Cela dit, quand on y regarde de plus près, cette vision commune apparaît comme un mirage. C’est plutôt de cinq guerres bien différentes qu’il faut parler, selon que l’on vit en Ukraine, en Russie, en Europe, en Amérique du Nord ou dans le reste du monde.

De l’Ukraine à l’Amérique

C’est d’abord en Ukraine que la guerre frappe évidemment le plus fort, cette jeune démocratie libérale étant remartyrisée par la nation-sœur russe. Les mots-clés sont ici courage et succès, les Ukrainiens ayant été capables jusqu’à présent de contrecarrer la volonté de Vladimir Poutine de détruire leur État et d’asservir leur nation.

Ils se découvrent plus que jamais ukrainiens et européens, au prix d’une masse de réfugiés, de morts et de destructions dont on ne peut écarter qu’ils annoncent pire encore. L’Ukraine, son armée, son président incarnent la civilisation démocratique face à ces autoritarismes et ces totalitarismes en progression qui la menacent.

Cette guerre d’un Poutine qui a eu tout faux, ou presque, est également une tragédie pour un peuple russe lui aussi opprimé, qui en payera longtemps le prix dans son prestige, son niveau de vie, sa jeunesse.

Rien n’est sûr alors qu’on ne peut exclure ni une tourmente interne emportant Poutine dans le bruit et la fureur, ni un ralliement des Russes autour du chef de leur nation assiégée.

Cette agression d’une démocratie à ses portes est également une guerre pour l’Europe.
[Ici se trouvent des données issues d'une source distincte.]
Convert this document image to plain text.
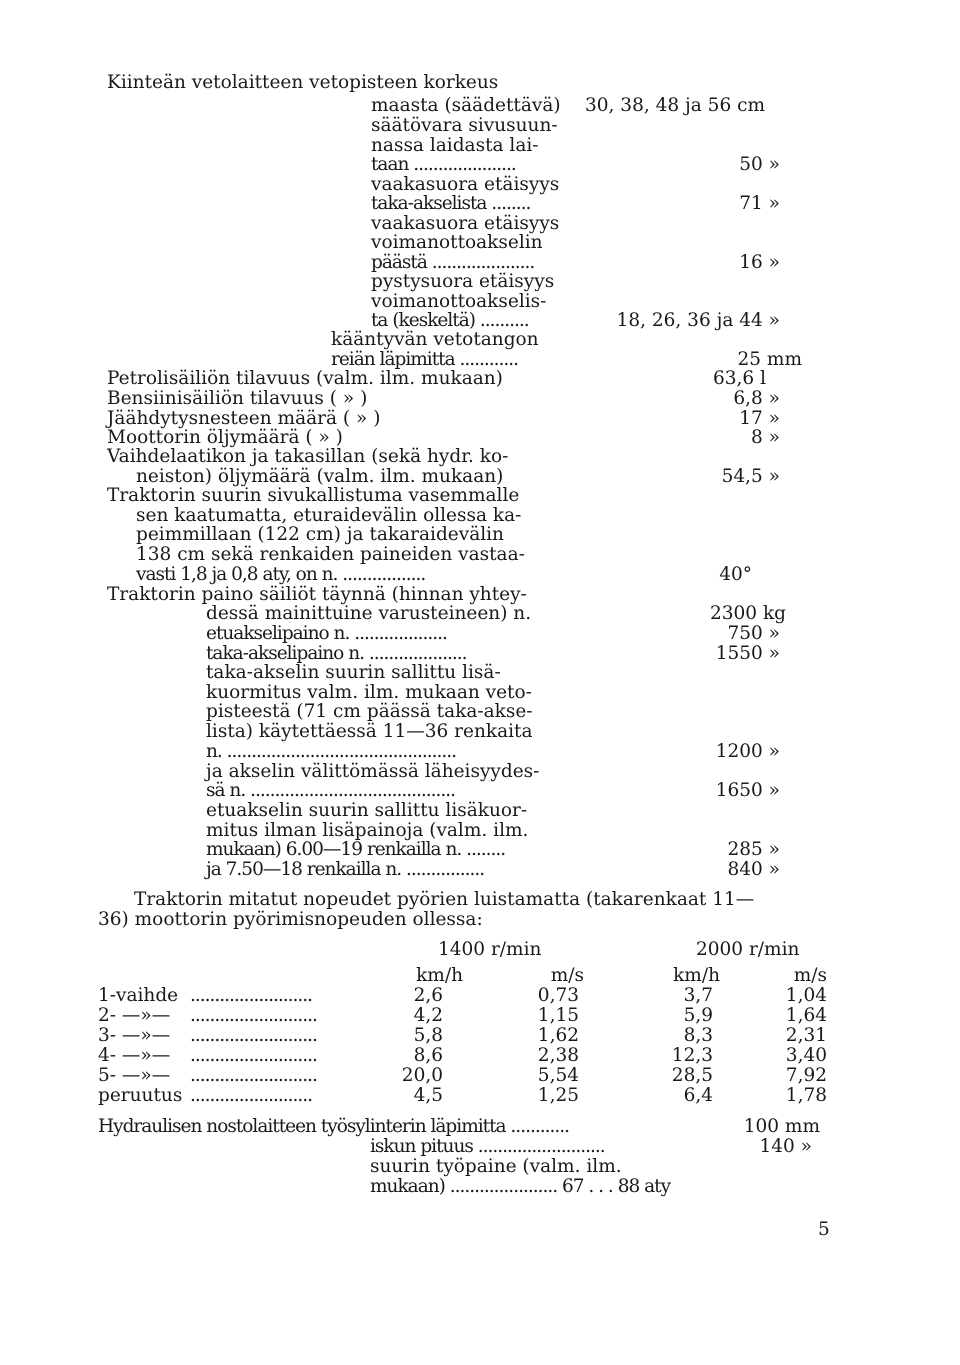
Kiinteän vetolaitteen vetopisteen korkeus
maasta (säädettävä) 30, 38, 48 ja 56 cm
säätövara sivusuun-
nassa laidasta lai-
taan .....................	50 »
vaakasuora etäisyys
taka-akselista ........	71 »
vaakasuora etäisyys
voimanottoakselin
päästä .....................	16 »
pystysuora etäisyys
voimanottoakselis-
ta (keskeltä) ..........	18, 26, 36 ja 44 »
kääntyvän vetotangon
reiän läpimitta ............	25 mm
Petrolisäiliön tilavuus (valm. ilm. mukaan)	63,6 l
Bensiinisäiliön tilavuus ( » )	6,8 »
Jäähdytysnesteen määrä ( » )	17 »
Moottorin öljymäärä ( » )	8 »
Vaihdelaatikon ja takasillan (sekä hydr. ko-
neiston) öljymäärä (valm. ilm. mukaan)	54,5 »
Traktorin suurin sivukallistuma vasemmalle
sen kaatumatta, eturaidevälin ollessa ka-
peimmillaan (122 cm) ja takaraidevälin
138 cm sekä renkaiden paineiden vastaa-
vasti 1,8 ja 0,8 aty, on n. .................	40°
Traktorin paino säiliöt täynnä (hinnan yhtey-
dessä mainittuine varusteineen) n.	2300 kg
etuakselipaino n. ...................	750 »
taka-akselipaino n. ....................	1550 »
taka-akselin suurin sallittu lisä-
kuormitus valm. ilm. mukaan veto-
pisteestä (71 cm päässä taka-akse-
lista) käytettäessä 11—36 renkaita
n. ...............................................	1200 »
ja akselin välittömässä läheisyydes-
sä n. ..........................................	1650 »
etuakselin suurin sallittu lisäkuor-
mitus ilman lisäpainoja (valm. ilm.
mukaan) 6.00—19 renkailla n. ........	285 »
ja 7.50—18 renkailla n. ................	840 »
Traktorin mitatut nopeudet pyörien luistamatta (takarenkaat 11—
36) moottorin pyörimisnopeuden ollessa:
1400 r/min	2000 r/min
km/h	m/s	km/h	m/s
1-vaihde .........................	2,6	0,73	3,7	1,04
2- —»— ..........................	4,2	1,15	5,9	1,64
3- —»— ..........................	5,8	1,62	8,3	2,31
4- —»— ..........................	8,6	2,38	12,3	3,40
5- —»— ..........................	20,0	5,54	28,5	7,92
peruutus .........................	4,5	1,25	6,4	1,78
Hydraulisen nostolaitteen työsylinterin läpimitta ............	100 mm
iskun pituus ..........................	140 »
suurin työpaine (valm. ilm.
mukaan) ...................... 67 . . . 88 aty
5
Sur le coup, l’affaire lui a redonné une cohésion et un tonus inespérés, l’amenant à imposer à la Russie de sévères sanctions qui feront mal à cette dernière, mais également aux pays européens eux-mêmes. Car ce seront eux qui en paieront de plus en plus le prix si le conflit se prolonge dans une Europe habituée à son confort, sans armée ni gaz, plus que jamais dépendante des États-Unis.

Enfin, dans notre continent nord-américain dont les habitants se sentent protégés par la géographie des conséquences les plus dramatiques de cette guerre, cette dernière est vécue par procuration, un peu comme une téléréalité où l’émotion serait reine. Le prix de l’essence augmente, comme le rôle des États-Unis avec leur éternelle tentation de l’arrogance.

Occident mal aimé

Cela ne laisse pas d’être dangereux, car la large condamnation initiale de l’agression russe en Ukraine par le reste du monde ne saurait faire oublier qu’il n’est pas vrai que la Russie est complètement isolée dans cette affaire.

Parmi les 35 pays qui se sont abstenus lors du vote à l’ONU figurent des poids lourds de la géopolitique et de la démographie mondiales comme la Chine et l’Inde, alors qu’un pays aussi proche des Occidentaux que le Maroc a préféré s’absenter à deux reprises plutôt que d’enregistrer sa condamnation.

La guerre en Ukraine fait ressortir à quel point l’Occident est peu aimé dans le monde, à quel point il existe de la rancune à l’égard de privilégiés dont la sympathie est totale pour une tragédie frappant une nation blanche et chrétienne, leur faisant oublier cette autre guerre, pour des motifs également fallacieux et aux conséquences terribles, que les Américains ont menée en Irak.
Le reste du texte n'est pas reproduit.